The division between social services day care and nursery education has always been bureaucratic and artificial - more a case of warring local authority empires than because care and education can be separated in any meaningful sense. The best pre-school arrangements offer both together - as do the best parents and childminders. When a small child is sploshing in the bath discussing with an adult whether a beaker is "full" or "empty", care and education are seamlessly entwined; as with reading a story (literacy), deciding how to share nine biscuits among three children (numeracy), or playing I Spy on a journey (phonics).
This type of educational input, especially among children looked after by childminders, is highly desirable. No one, surely, is advocating a regime where three-year-olds are drilled in the three Rs. In French nursery schools, children from the age of two follow a structured programme of learning and play which prepares them for school - and is based on a sound understanding of child development. We would do well to follow suit.
The uncomfortable fact in this country is that the more deprived the child, the more likely it is to be experiencing daycare with no educational element - in an understaffed nursery or plonked in front of the minder's television with a dummy in its mouth. These are the children whose parents and carers, however loving, may have little idea of how to stimulate them intellectually.
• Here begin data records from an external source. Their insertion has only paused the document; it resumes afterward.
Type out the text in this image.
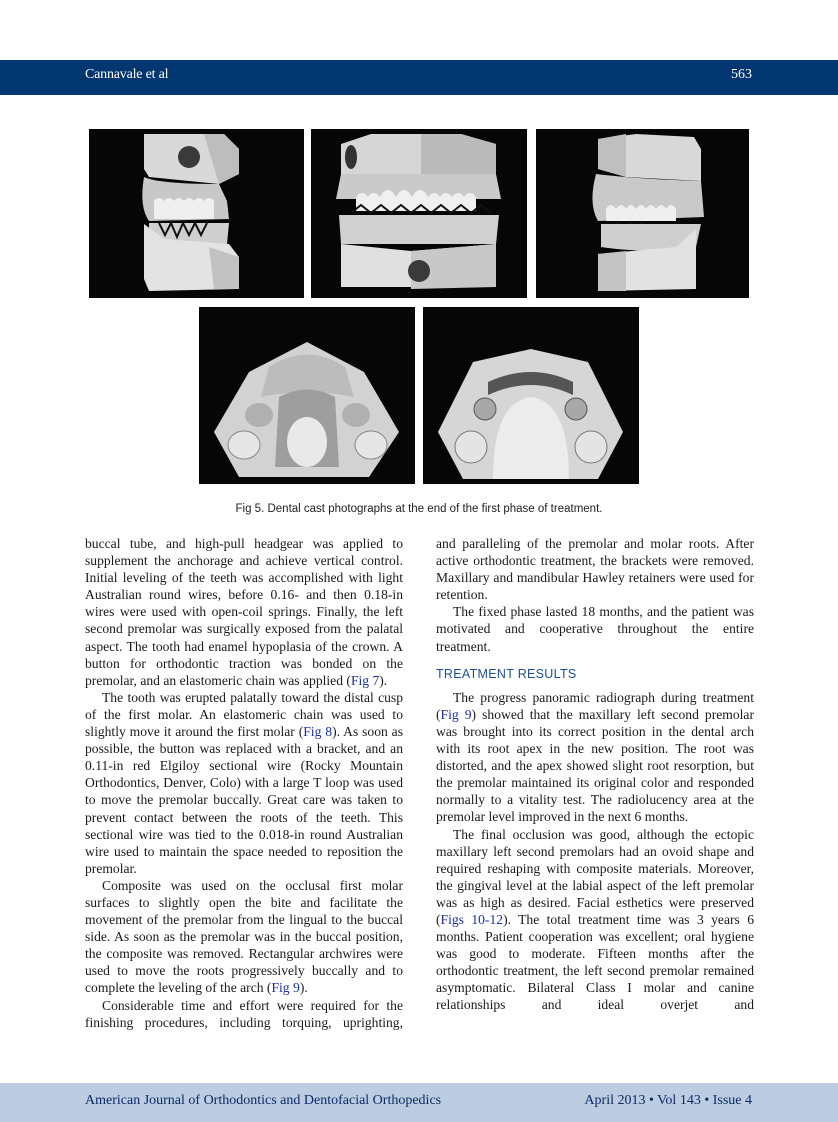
Cannavale et al	563
Fig 5. Dental cast photographs at the end of the first phase of treatment.

buccal tube, and high-pull headgear was applied to supplement the anchorage and achieve vertical control. Initial leveling of the teeth was accomplished with light Australian round wires, before 0.16- and then 0.18-in wires were used with open-coil springs. Finally, the left second premolar was surgically exposed from the palatal aspect. The tooth had enamel hypoplasia of the crown. A button for orthodontic traction was bonded on the premolar, and an elastomeric chain was applied (Fig 7).

The tooth was erupted palatally toward the distal cusp of the first molar. An elastomeric chain was used to slightly move it around the first molar (Fig 8). As soon as possible, the button was replaced with a bracket, and an 0.11-in red Elgiloy sectional wire (Rocky Mountain Orthodontics, Denver, Colo) with a large T loop was used to move the premolar buccally. Great care was taken to prevent contact between the roots of the teeth. This sectional wire was tied to the 0.018-in round Australian wire used to maintain the space needed to reposition the premolar.

Composite was used on the occlusal first molar surfaces to slightly open the bite and facilitate the movement of the premolar from the lingual to the buccal side. As soon as the premolar was in the buccal position, the composite was removed. Rectangular archwires were used to move the roots progressively buccally and to complete the leveling of the arch (Fig 9).

Considerable time and effort were required for the finishing procedures, including torquing, uprighting,

and paralleling of the premolar and molar roots. After active orthodontic treatment, the brackets were removed. Maxillary and mandibular Hawley retainers were used for retention.

The fixed phase lasted 18 months, and the patient was motivated and cooperative throughout the entire treatment.

TREATMENT RESULTS

The progress panoramic radiograph during treatment (Fig 9) showed that the maxillary left second premolar was brought into its correct position in the dental arch with its root apex in the new position. The root was distorted, and the apex showed slight root resorption, but the premolar maintained its original color and responded normally to a vitality test. The radiolucency area at the premolar level improved in the next 6 months.

The final occlusion was good, although the ectopic maxillary left second premolars had an ovoid shape and required reshaping with composite materials. Moreover, the gingival level at the labial aspect of the left premolar was as high as desired. Facial esthetics were preserved (Figs 10-12). The total treatment time was 3 years 6 months. Patient cooperation was excellent; oral hygiene was good to moderate. Fifteen months after the orthodontic treatment, the left second premolar remained asymptomatic. Bilateral Class I molar and canine relationships and ideal overjet and

American Journal of Orthodontics and Dentofacial Orthopedics	April 2013 • Vol 143 • Issue 4
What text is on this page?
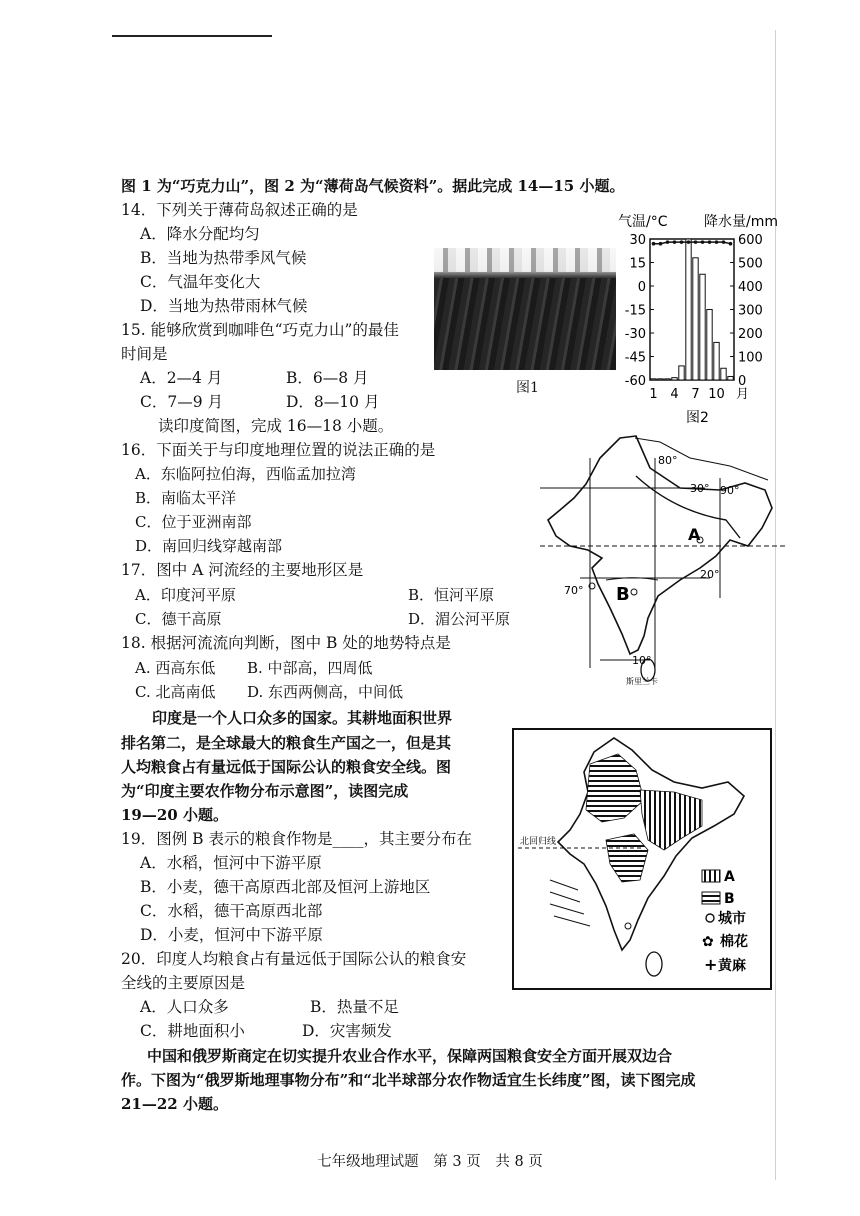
图 1 为“巧克力山”，图 2 为“薄荷岛气候资料”。据此完成 14—15 小题。
14．下列关于薄荷岛叙述正确的是
A．降水分配均匀
B．当地为热带季风气候
C．气温年变化大
D．当地为热带雨林气候
15. 能够欣赏到咖啡色“巧克力山”的最佳
时间是
A．2—4 月	B．6—8 月
C．7—9 月	D．8—10 月
图1
气温/°C	降水量/mm
30
15
0
-15
-30
-45
-60
600
500
400
300
200
100
0
1 4 7 10 月
图2
读印度简图，完成 16—18 小题。
16．下面关于与印度地理位置的说法正确的是
A．东临阿拉伯海，西临孟加拉湾
B．南临太平洋
C．位于亚洲南部
D．南回归线穿越南部
17．图中 A 河流经的主要地形区是
A．印度河平原	B．恒河平原
C．德干高原	D．湄公河平原
18. 根据河流流向判断，图中 B 处的地势特点是
A. 西高东低 B. 中部高，四周低
C. 北高南低 D. 东西两侧高，中间低
80°
30° 90°
20°
70°
10°
A
B
斯里兰卡
印度是一个人口众多的国家。其耕地面积世界
排名第二，是全球最大的粮食生产国之一，但是其
人均粮食占有量远低于国际公认的粮食安全线。图
为“印度主要农作物分布示意图”，读图完成
19—20 小题。
19．图例 B 表示的粮食作物是____，其主要分布在
A．水稻，恒河中下游平原
B．小麦，德干高原西北部及恒河上游地区
C．水稻，德干高原西北部
D．小麦，恒河中下游平原
20．印度人均粮食占有量远低于国际公认的粮食安
全线的主要原因是
A．人口众多	B．热量不足
C．耕地面积小	D．灾害频发
北回归线
A
B
城市
✿ 棉花
+ 黄麻
中国和俄罗斯商定在切实提升农业合作水平，保障两国粮食安全方面开展双边合
作。下图为“俄罗斯地理事物分布”和“北半球部分农作物适宜生长纬度”图，读下图完成
21—22 小题。
七年级地理试题 第 3 页 共 8 页
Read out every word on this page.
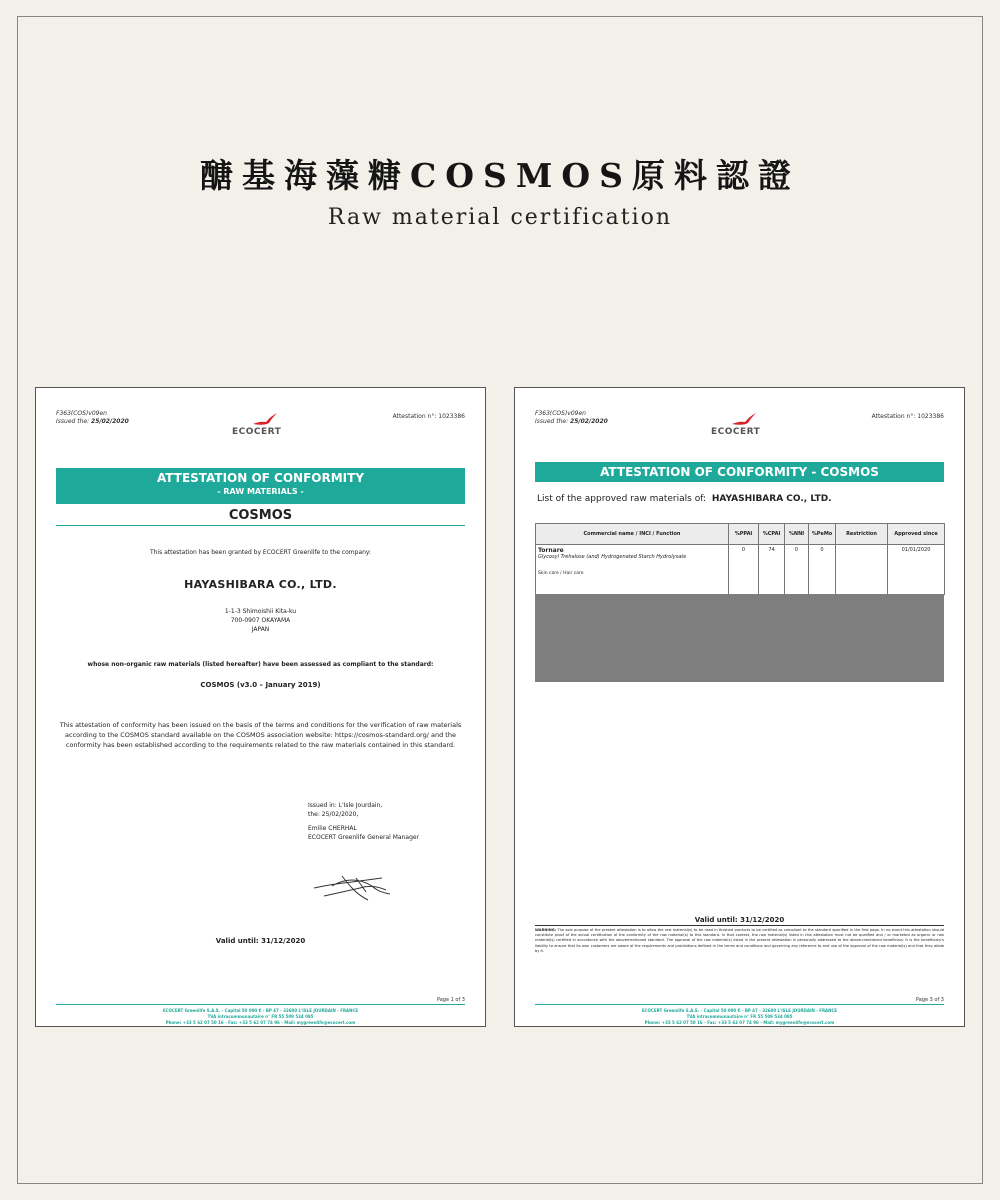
醣基海藻糖COSMOS原料認證
Raw material certification
F363(COS)v09en
Issued the: 25/02/2020
Attestation n°: 1023386
ECOCERT
ATTESTATION OF CONFORMITY
- RAW MATERIALS -
COSMOS
This attestation has been granted by ECOCERT Greenlife to the company:
HAYASHIBARA CO., LTD.
1-1-3 Shimoishii Kita-ku
700-0907 OKAYAMA
JAPAN
whose non-organic raw materials (listed hereafter) have been assessed as compliant to the standard:
COSMOS (v3.0 – January 2019)
This attestation of conformity has been issued on the basis of the terms and conditions for the verification of raw materials according to the COSMOS standard available on the COSMOS association website: https://cosmos-standard.org/ and the conformity has been established according to the requirements related to the raw materials contained in this standard.
Issued in: L'Isle Jourdain,
the: 25/02/2020,
Emilie CHERHAL
ECOCERT Greenlife General Manager
Valid until: 31/12/2020
Page 1 of 3
ECOCERT Greenlife S.A.S. - Capital 50 000 € - BP 47 - 32600 L'ISLE JOURDAIN - FRANCE
TVA intracommunautaire n° FR 55 509 534 095
Phone: +33 5 62 07 50 16 - Fax: +33 5 62 07 74 96 - Mail: mygreenlife@ecocert.com
F363(COS)v09en
Issued the: 25/02/2020
Attestation n°: 1023386
ECOCERT
ATTESTATION OF CONFORMITY - COSMOS
List of the approved raw materials of: HAYASHIBARA CO., LTD.
Commercial name / INCI / Function	%PPAI	%CPAI	%NNI	%PeMo	Restriction	Approved since

Tornare
Glycosyl Trehalose (and) Hydrogenated Starch Hydrolysate
Skin care / Hair care	0	74	0	0		01/01/2020
Valid until: 31/12/2020
WARNING: The sole purpose of the present attestation is to allow the raw material(s) to be used in finished products to be certified as compliant to the standard specified in the first page. In no event this attestation should constitute proof of the actual certification of the conformity of the raw material(s) to this standard. In that context, the raw material(s) listed in this attestation must not be qualified and / or marketed as organic or raw material(s) certified in accordance with the abovementioned standard. The approval of the raw material(s) listed in the present attestation is personally addressed to the above-mentioned beneficiary. It is the beneficiary's liability to ensure that its own customers are aware of the requirements and prohibitions defined in the terms and conditions and governing any reference to and use of the approval of the raw material(s) and that they abide by it.
Page 3 of 3
ECOCERT Greenlife S.A.S. - Capital 50 000 € - BP 47 - 32600 L'ISLE JOURDAIN - FRANCE
TVA intracommunautaire n° FR 55 509 534 095
Phone: +33 5 62 07 50 16 - Fax: +33 5 62 07 74 96 - Mail: mygreenlife@ecocert.com
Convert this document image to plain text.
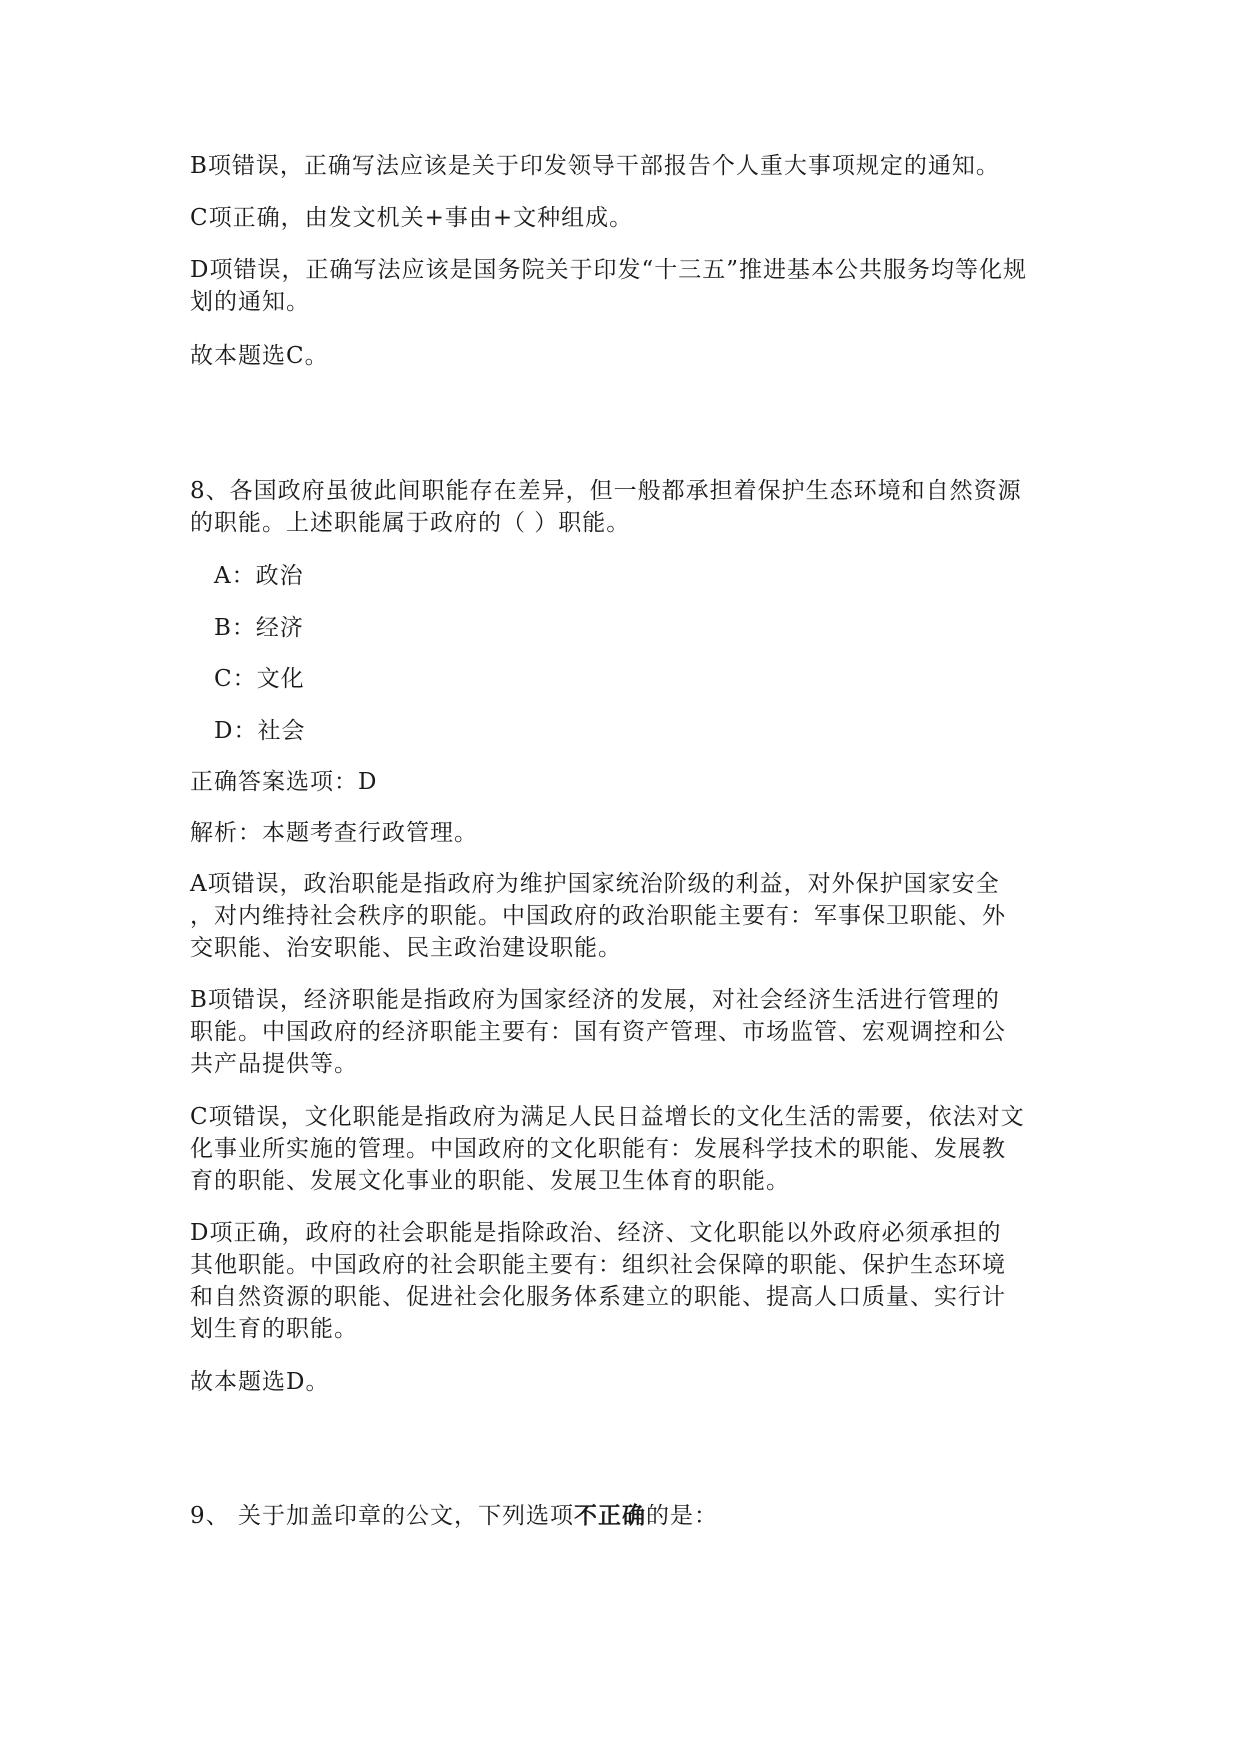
B项错误，正确写法应该是关于印发领导干部报告个人重大事项规定的通知。
C项正确，由发文机关+事由+文种组成。
D项错误，正确写法应该是国务院关于印发“十三五”推进基本公共服务均等化规
划的通知。
故本题选C。
8、各国政府虽彼此间职能存在差异，但一般都承担着保护生态环境和自然资源
的职能。上述职能属于政府的（ ）职能。
A：政治
B：经济
C：文化
D：社会
正确答案选项：D
解析：本题考查行政管理。
A项错误，政治职能是指政府为维护国家统治阶级的利益，对外保护国家安全
，对内维持社会秩序的职能。中国政府的政治职能主要有：军事保卫职能、外
交职能、治安职能、民主政治建设职能。
B项错误，经济职能是指政府为国家经济的发展，对社会经济生活进行管理的
职能。中国政府的经济职能主要有：国有资产管理、市场监管、宏观调控和公
共产品提供等。
C项错误，文化职能是指政府为满足人民日益增长的文化生活的需要，依法对文
化事业所实施的管理。中国政府的文化职能有：发展科学技术的职能、发展教
育的职能、发展文化事业的职能、发展卫生体育的职能。
D项正确，政府的社会职能是指除政治、经济、文化职能以外政府必须承担的
其他职能。中国政府的社会职能主要有：组织社会保障的职能、保护生态环境
和自然资源的职能、促进社会化服务体系建立的职能、提高人口质量、实行计
划生育的职能。
故本题选D。
9、 关于加盖印章的公文，下列选项不正确的是：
There is evidence that during the first two or three years of life a child not only learns very quickly, but needs to learn as much as possible. During this period, the brain lays down the basic wiring which will enable it to grasp ideas effectively. Inadequate stimulation makes for a less-developed brain which learns more slowly. OFSTED's key task, in monitoring pre-school education, is to reduce the number of five-year-olds who already lag behind the rest.